Database di Stato violati, informazioni protette su più livelli di controllo
Di certo c’è che nell’esfiltrazione di dati riservati dalle più importanti banche dati dello Stato, come il Ced Interforze del ministero dell’Interno o il Siva che raccoglie le segnalazioni antiriciclaggio (le cosiddette Sos), cruciale sarebbe stato il «fattore umano». Così lo hanno definito al Viminale, dopo che l’indagine della Procura di Milano sulla società Equalize di Enrico Pazzali ha fatto luce sul ruolo di “talpe” interne alle istituzioni che trafugavano informazioni segrete su persone e imprese.
Un po’ come faceva Pasquale Striano, il luogotenente della Guardia di finanza, distaccato all’ufficio Sos della Direzione nazionale antimafia, che «rubava» segnalazioni finanziarie su politici o imprenditori per consegnarle, su richiesta, a giornalisti. Cruciale il caso del ministro della Difesa Guido Crosetto che, secondo i magistrati di Perugia coordinati dal procuratore Raffaele Cantone, sarebbe stato uno dei «bersagli» principali del dossieraggio.
Funzionari infedeli
Ricostruzioni investigative che hanno innescato una profonda riflessione sulle banche dati e sulle modalità con cui sono gestite. La stessa Agenzia per la cybersicurezza nazionale (Acn), organismo d’intelligence che fa capo a Palazzo Chigi ed è diretto dal prefetto Bruno Frattasi, ha preso atto, tra le altre, di una «criticità» fondamentale: la gran parte delle azioni è stata perpetrata dalla possibilità di accesso alle informazioni grazie ai permessi assegnati a funzionari della Pa che poi si sono scoperti essere «infedeli». Personaggi che avrebbero fatto un doppio gioco per scopi da chiarire e che — nel delicato caso sotto esame alla Procura di Roma — potrebbero aver ceduto informazioni riservate a soggetti esteri interessati a speculazioni finanziarie in Italia.

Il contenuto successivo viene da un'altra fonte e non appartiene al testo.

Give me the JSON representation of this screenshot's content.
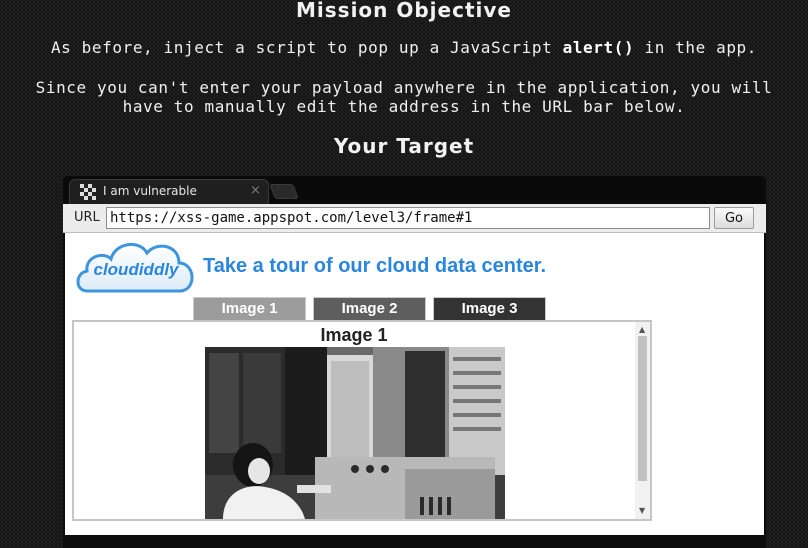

Nei giorni scorsi l’Acn ha varato un documento di 19 pagine con cui sono state diffuse le nuove linee guida «per il rafforzamento della protezione delle banche dati rispetto al rischio di utilizzo improprio». Si è capito che l’eccessiva ampiezza dei permessi consentiti a utenti abilitati ha innescato un fenomeno degenerato nella compravendita di informazioni riservate. Materiale utile a colpire un nemico politico o imprenditoriale e che, inevitabilmente, rischia di manipolare l’andamento del mercato.
Controllo «robusto»
Si è deciso che strutturare un controllo coerente e robusto rappresenta «la base per garantire che» l’accesso alle banche dati «sia ristretto al personale e alle utenze autorizzati». A questo scopo le identità digitali del personale devono essere nominative e individuali, non condivise tra più persone, anche per poter tracciare gli accessi e risalire in modo inequivocabile al personale interno ed esterno che li fa.